Blood on the Paddle – Chapter One

I present part one of my new four-part John Garrison serial. Every Tuesday for the next few weeks, we’ll follow Garrison to see if he can catch a maniac murderer, and stay sober doing it.


Blood on the Paddle – Chapter One
‘Qu’est-ce Que C’est?’

Gin Garrison, the guys down at the precinct had taken to calling him. A “nick” name.

But a John Garrison drunk on two bottles of Gordon’s was still twice the detective of any man down there. Meaning that he’d have to drink four bottles to be merely as good as them. If he were to drink any further gin beyond that point, then of course that would render him inferior to them, but if they were to have any gin themselves in the meantime too then that would have to be taken into account as well, but the point is, there’s a lot of gin between him and them. They had some nerve, those guys down at the precinct.

‘He’s not fit for duty,’ Garrison overheard one officer wearing a towel say to another in the locker room.
‘He’s lost it,’ another one sneered, shaking his head.
‘The sarge needs his head examined if he thinks Gin Garrison can catch this serial killer.’

Maybe they were right. Maybe Sergeant O’Lynam did need his head examined. But if it was examined they’d probably find traces of ‘being a smart guy’, because if there was one son of a bitch on this planet that could find this killer – it was John Garrison.

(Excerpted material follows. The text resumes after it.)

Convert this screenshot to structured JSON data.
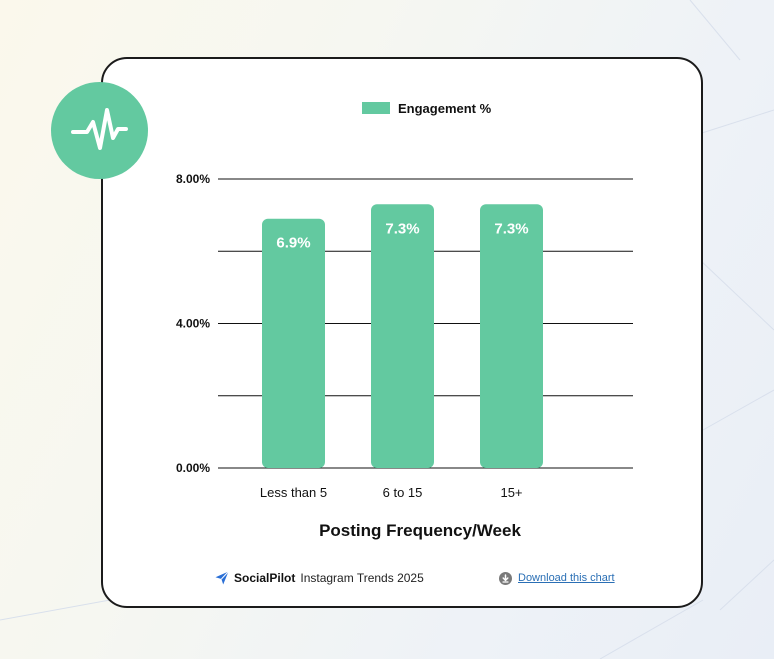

‘Someone’s killing all the Lollipop Women in the city’, O’Lynam briefed Garrison. ‘The media have dubbed him the Lollipop Woman Killer. Until someone thinks of something better anyway.’
‘Jesus Christ,’ growled Garrison. ‘A city without Lollipop Women.’
‘It’s chaos out there,’ nodded O’Lynam. ‘The bastard leaves a note with each corpse. It contains a sick joke.’ O’Lynam produced a scrap of paper inside a tiny plastic bag and read it aloud. ‘Why did the serial killer cross the road?’
‘To murder the Lollipop Woman?’
‘Yes that’s… exactly what is says. How did you know that?’
Garrison looked gravely at O’Lynam and then into the middle-distance. How did he know that? Was it because, given his 38 years studying them, he knew exactly how these sons of bitches thought? Or was it because, given the context of what was happening, it was a fairly straightforward and logical response to the traditional joke set up? Or was it because John Garrison was the serial killer all along – but just didn’t know it yet?
‘Call it a hunch,’ Garrison croaked as he lit a cigarette, flagrantly disregarding the city-wide ban on smoking in public buildings.

‘So… How’ve you been sleeping, Garrison?’
There it was… finally. Garrison had expected it sooner, but he knew it would soon rear its ugly head before long. The concern. The pity. The cowardice. O’Lynam wanted to support Garrison, sure. But deep down he longed for a reason to haul him off this case. Something to take the decision out of his hands. A health issue. A ‘well I tried, but I gotta follow the docs on this one’. Garrison wasn’t about to make it easy for him though.
‘Good,’ Garrison smiled. ‘I’m sleeping well.’
‘What about that sleepwalking?’ O’Lynam raised his eyebrows. ‘You know, where you’d fall into a really deep sleep and then wake up in strange places. Miles from home? Is that still happening?’
‘No,’ Garrison lied. ‘Anyway that’s entirely unrelated to this case. Let’s get back to that, the case, now.’

‘I’m sticking my neck out on the line here Garrison. Don’t let me down.’
‘Have I ever let you down before, Sarge?’
‘No,’ sighed O’Lynam. ‘And that’s what I’m worried about.’
Garrison wasn’t entirely sure what O’Lynam meant by the quip. But it was a nice button to end the conversation on. So he didn’t reply.